Dr. Schroeder leaned forward in her chair toward Priscilla. “I think your mom needs this. She needs to figure out how to say good-bye to the past and the things she’s sorry for. It’s called closure, and while it may feel like you have it—and you may have—we need to do this for your mom.”
Somehow this seemed to resonate with Priscilla. She sat quietly, and a lone tear slid down her cheek.
“I’m sorry, Mom,” she muttered. “I’ll do this, it’s just I want to put this behind me. I want to be normal with my friends and have fun. Play soccer again.”
“You will do all that. This is one hour of your time and will mean the world to me,” I said, and it was sealed.
We talked a bit more with Dr. Schroeder. I tried to avoid the affair conversation, but knew it was coming soon.
A week later, I sat at Mick’s kitchen bar, sipping a glass of wine.
“I’m sure it’s fine,” I murmured into my glass.
“Mar,” Mick said, coming around my back and kneading my shoulders. “There’s no one tougher than Priss, and I’m not just saying that. She knows right from wrong, and she’s not going to allow anything wrong to happen.”
“I know,” I said, still not fully satisfied with the truth, glancing at sweet little Tito asleep in his crate.
“It’s a terrible burden. I know that too.” He moved to the side of me, hip to the bar, in dark jeans and an untucked black dress shirt, open at the collar. His hair tousled the way I liked, still damp from his shower after his workout. “Look, it’s not fair, but she’s at her dad’s because she has to be. Soon, she’ll be able to say whether she wants to be there or not. It sucks, but it’s going to be over soon.”
Sighing, I said, “The therapist said not to pounce when she gets home. To let her process.”

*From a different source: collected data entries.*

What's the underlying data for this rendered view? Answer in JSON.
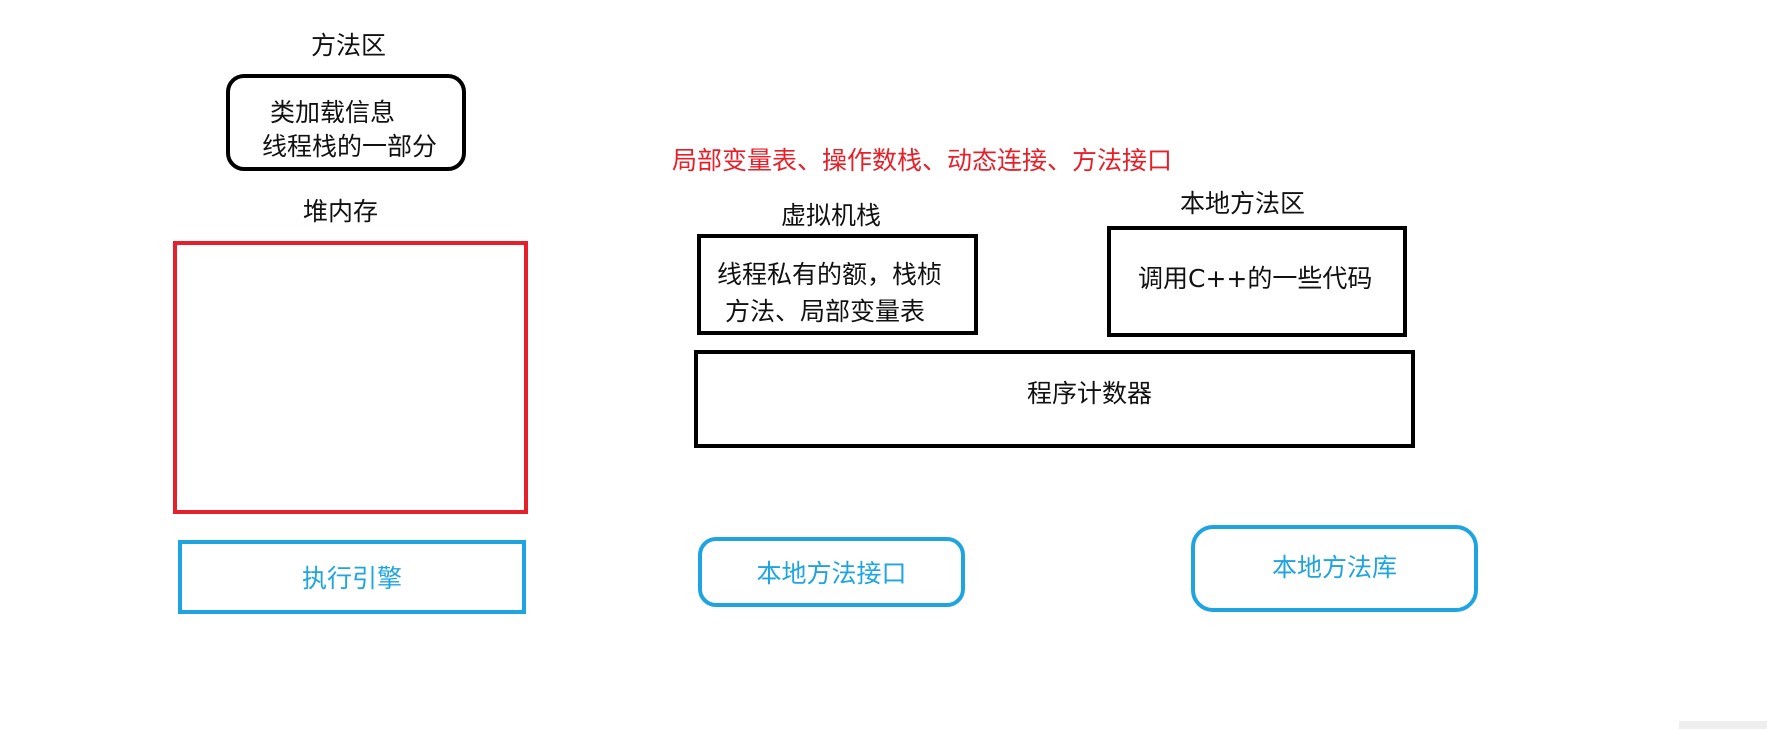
{
  "method_area": {
    "title": "方法区",
    "line1": "类加载信息",
    "line2": "线程栈的一部分"
  },
  "heap": {
    "title": "堆内存"
  },
  "stack_note": "局部变量表、操作数栈、动态连接、方法接口",
  "vm_stack": {
    "title": "虚拟机栈",
    "line1": "线程私有的额，栈桢",
    "line2": "方法、局部变量表"
  },
  "native_method_area": {
    "title": "本地方法区",
    "text": "调用C++的一些代码"
  },
  "program_counter": {
    "text": "程序计数器"
  },
  "execution_engine": {
    "text": "执行引擎"
  },
  "native_interface": {
    "text": "本地方法接口"
  },
  "native_library": {
    "text": "本地方法库"
  },
  "colors": {
    "border": "#000000",
    "heap_border": "#e5202a",
    "note_text": "#e5202a",
    "blue_boxes": "#1ea4e0"
  }
}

With his palm warm on the nape of my neck, underneath my hair, he held my gaze. “Then that’s what you will do. Have your wine and relax. I’ll take you home later, and you’ll go take a warm bath and let Priss process, yeah? I can even bring Tito, and she can play with him.”
“Okay.”
“Good. Now, let me tell you about my day,” he said while his hand slid to my earlobe.
“I want to hear.”
I meant what I said. I’d become enthralled with Mick’s business dealings. The way he became so entrenched in an industry, studying it, and yet relinquishing his power when he didn’t know something.
He fiddled with my earlobe, standing close enough that I could smell his soap. Man and pine was what it brought to mind.